At wider zooms, each shared map is shown as a simple bounding box and center marker.  This can get a little confusing - some additional UI love may be necessary - but mousing over highlights the box and center mark.  Clicking brings up an info window with a link to that map:


Zoom in a little further and individual features get displayed:


Mouse over a feature and everything from the source map will get highlighted, giving you an idea of what that map covers.  Clicking gives you the feature's name and comments, if any, and another link back to the source map.


So how do you share your maps with other CalTopo users?  When saving a new map, just choose "publicly visible" under the "Share Your Map" section of the save dialog.  Go ahead and fill in some details in the "Tell Us About Your Map" section as well.


For maps you already have, start by clicking on your account name at the top of of the left bar.

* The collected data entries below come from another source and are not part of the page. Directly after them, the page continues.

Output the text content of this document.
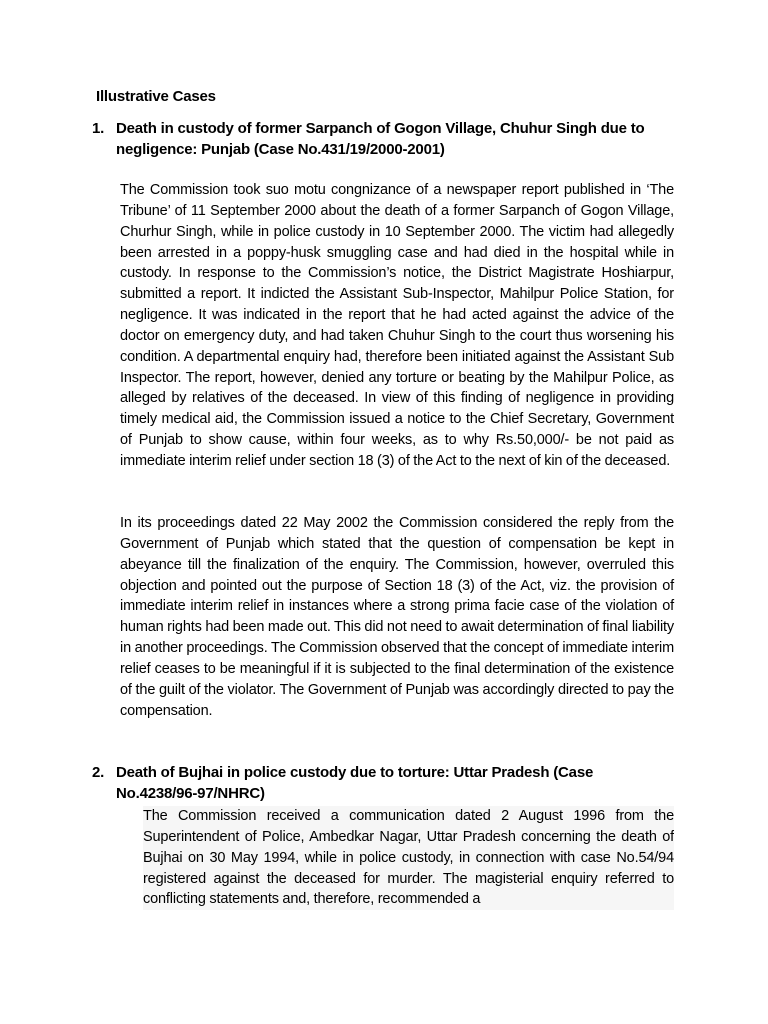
Illustrative Cases
1. Death in custody of former Sarpanch of Gogon Village, Chuhur Singh due to negligence: Punjab (Case No.431/19/2000-2001)
The Commission took suo motu congnizance of a newspaper report published in ‘The Tribune’ of 11 September 2000 about the death of a former Sarpanch of Gogon Village, Churhur Singh, while in police custody in 10 September 2000. The victim had allegedly been arrested in a poppy-husk smuggling case and had died in the hospital while in custody. In response to the Commission’s notice, the District Magistrate Hoshiarpur, submitted a report. It indicted the Assistant Sub-Inspector, Mahilpur Police Station, for negligence. It was indicated in the report that he had acted against the advice of the doctor on emergency duty, and had taken Chuhur Singh to the court thus worsening his condition. A departmental enquiry had, therefore been initiated against the Assistant Sub Inspector. The report, however, denied any torture or beating by the Mahilpur Police, as alleged by relatives of the deceased. In view of this finding of negligence in providing timely medical aid, the Commission issued a notice to the Chief Secretary, Government of Punjab to show cause, within four weeks, as to why Rs.50,000/- be not paid as immediate interim relief under section 18 (3) of the Act to the next of kin of the deceased.
In its proceedings dated 22 May 2002 the Commission considered the reply from the Government of Punjab which stated that the question of compensation be kept in abeyance till the finalization of the enquiry. The Commission, however, overruled this objection and pointed out the purpose of Section 18 (3) of the Act, viz. the provision of immediate interim relief in instances where a strong prima facie case of the violation of human rights had been made out. This did not need to await determination of final liability in another proceedings. The Commission observed that the concept of immediate interim relief ceases to be meaningful if it is subjected to the final determination of the existence of the guilt of the violator. The Government of Punjab was accordingly directed to pay the compensation.
2. Death of Bujhai in police custody due to torture: Uttar Pradesh (Case No.4238/96-97/NHRC)
The Commission received a communication dated 2 August 1996 from the Superintendent of Police, Ambedkar Nagar, Uttar Pradesh concerning the death of Bujhai on 30 May 1994, while in police custody, in connection with case No.54/94 registered against the deceased for murder. The magisterial enquiry referred to conflicting statements and, therefore, recommended a
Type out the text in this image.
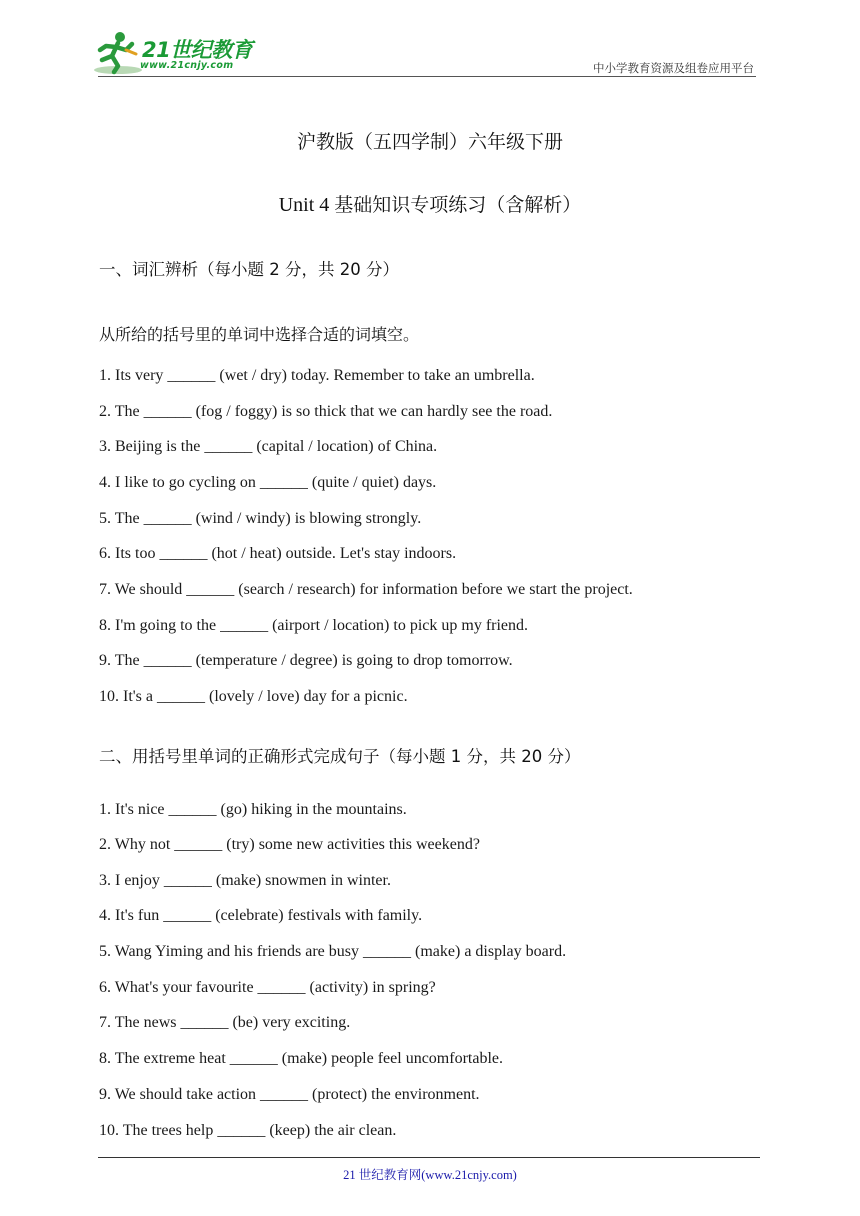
21世纪教育
www.21cnjy.com	中小学教育资源及组卷应用平台
沪教版（五四学制）六年级下册
Unit 4 基础知识专项练习（含解析）
一、词汇辨析（每小题 2 分，共 20 分）
从所给的括号里的单词中选择合适的词填空。
1. Its very ______ (wet / dry) today. Remember to take an umbrella.
2. The ______ (fog / foggy) is so thick that we can hardly see the road.
3. Beijing is the ______ (capital / location) of China.
4. I like to go cycling on ______ (quite / quiet) days.
5. The ______ (wind / windy) is blowing strongly.
6. Its too ______ (hot / heat) outside. Let's stay indoors.
7. We should ______ (search / research) for information before we start the project.
8. I'm going to the ______ (airport / location) to pick up my friend.
9. The ______ (temperature / degree) is going to drop tomorrow.
10. It's a ______ (lovely / love) day for a picnic.
二、用括号里单词的正确形式完成句子（每小题 1 分，共 20 分）
1. It's nice ______ (go) hiking in the mountains.
2. Why not ______ (try) some new activities this weekend?
3. I enjoy ______ (make) snowmen in winter.
4. It's fun ______ (celebrate) festivals with family.
5. Wang Yiming and his friends are busy ______ (make) a display board.
6. What's your favourite ______ (activity) in spring?
7. The news ______ (be) very exciting.
8. The extreme heat ______ (make) people feel uncomfortable.
9. We should take action ______ (protect) the environment.
10. The trees help ______ (keep) the air clean.
21 世纪教育网(www.21cnjy.com)
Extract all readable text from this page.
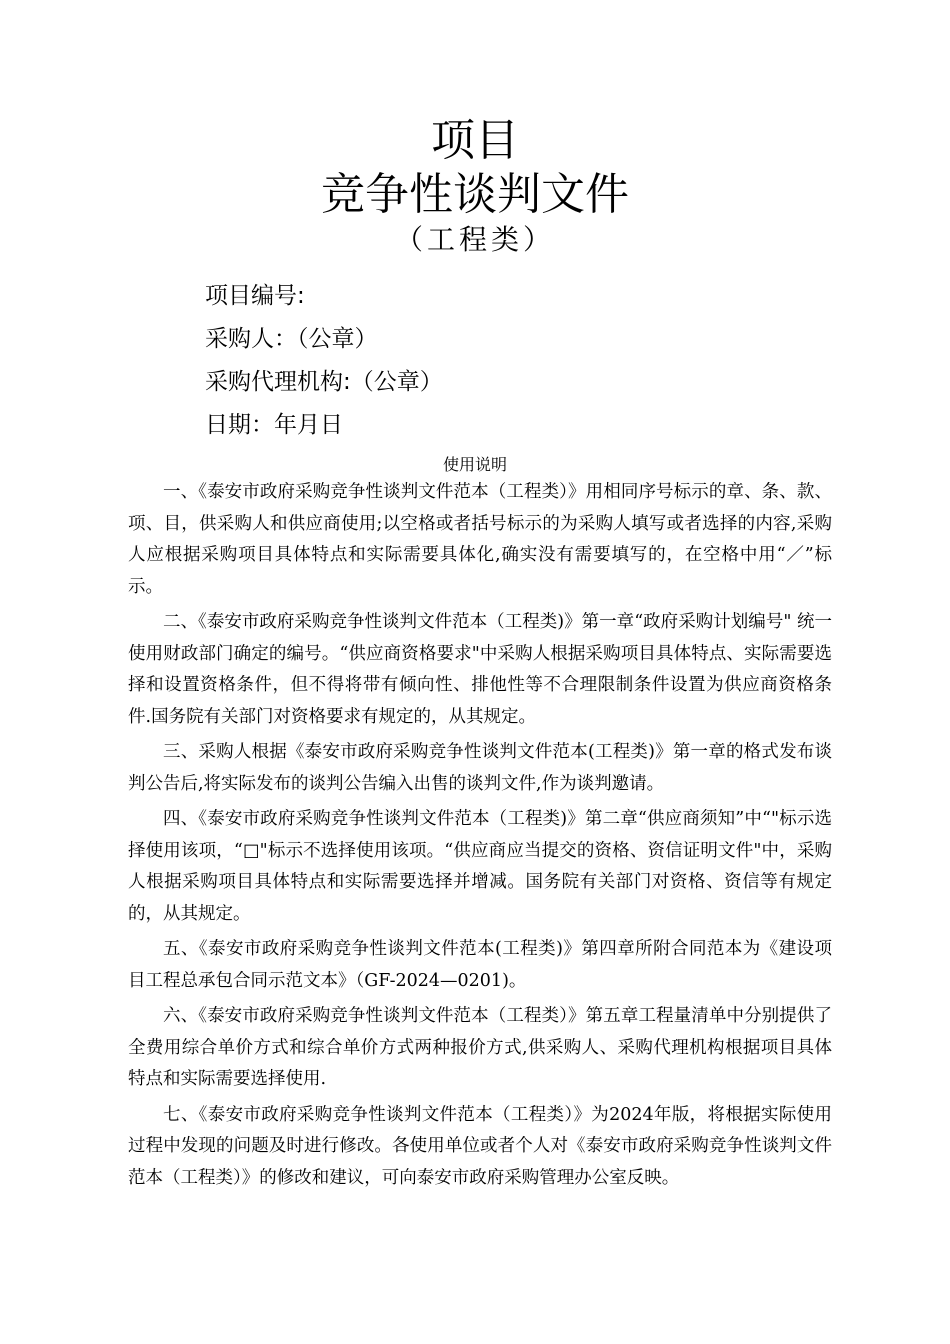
项目
竞争性谈判文件
（工程类）
项目编号:
采购人：（公章）
采购代理机构:（公章）
日期：年月日
使用说明

一、《泰安市政府采购竞争性谈判文件范本（工程类）》用相同序号标示的章、条、款、项、目，供采购人和供应商使用;以空格或者括号标示的为采购人填写或者选择的内容,采购人应根据采购项目具体特点和实际需要具体化,确实没有需要填写的，在空格中用“／”标示。

二、《泰安市政府采购竞争性谈判文件范本（工程类)》第一章“政府采购计划编号" 统一使用财政部门确定的编号。“供应商资格要求"中采购人根据采购项目具体特点、实际需要选择和设置资格条件，但不得将带有倾向性、排他性等不合理限制条件设置为供应商资格条件.国务院有关部门对资格要求有规定的，从其规定。

三、采购人根据《泰安市政府采购竞争性谈判文件范本(工程类)》第一章的格式发布谈判公告后,将实际发布的谈判公告编入出售的谈判文件,作为谈判邀请。

四、《泰安市政府采购竞争性谈判文件范本（工程类)》第二章“供应商须知”中“"标示选择使用该项，“□"标示不选择使用该项。“供应商应当提交的资格、资信证明文件"中，采购人根据采购项目具体特点和实际需要选择并增减。国务院有关部门对资格、资信等有规定的，从其规定。

五、《泰安市政府采购竞争性谈判文件范本(工程类)》第四章所附合同范本为《建设项目工程总承包合同示范文本》（GF-2024—0201)。

六、《泰安市政府采购竞争性谈判文件范本（工程类）》第五章工程量清单中分别提供了全费用综合单价方式和综合单价方式两种报价方式,供采购人、采购代理机构根据项目具体特点和实际需要选择使用.

七、《泰安市政府采购竞争性谈判文件范本（工程类）》为2024年版，将根据实际使用过程中发现的问题及时进行修改。各使用单位或者个人对《泰安市政府采购竞争性谈判文件范本（工程类）》的修改和建议，可向泰安市政府采购管理办公室反映。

Then go ahead and and set the sharing dropdown to "Publicly Visible" for each map you want to share.


This might be a good opportunity to visit the "Your Account" tab in the same dialog and change how your account is displayed to other users.  I'm also putting a messaging system in place so that other CalTopo users can ask questions about your maps.  If you don't want them to be able to contact you, uncheck that box.


There are only around 500 maps currently shared on CalTopo.  As that number grows I may need to change some of the implementation details to improve performance or reduce information density, but I think the basic approach is here to stay.  I'm pretty excited about it - I've already discovered a few maps that I wish I'd known about sooner.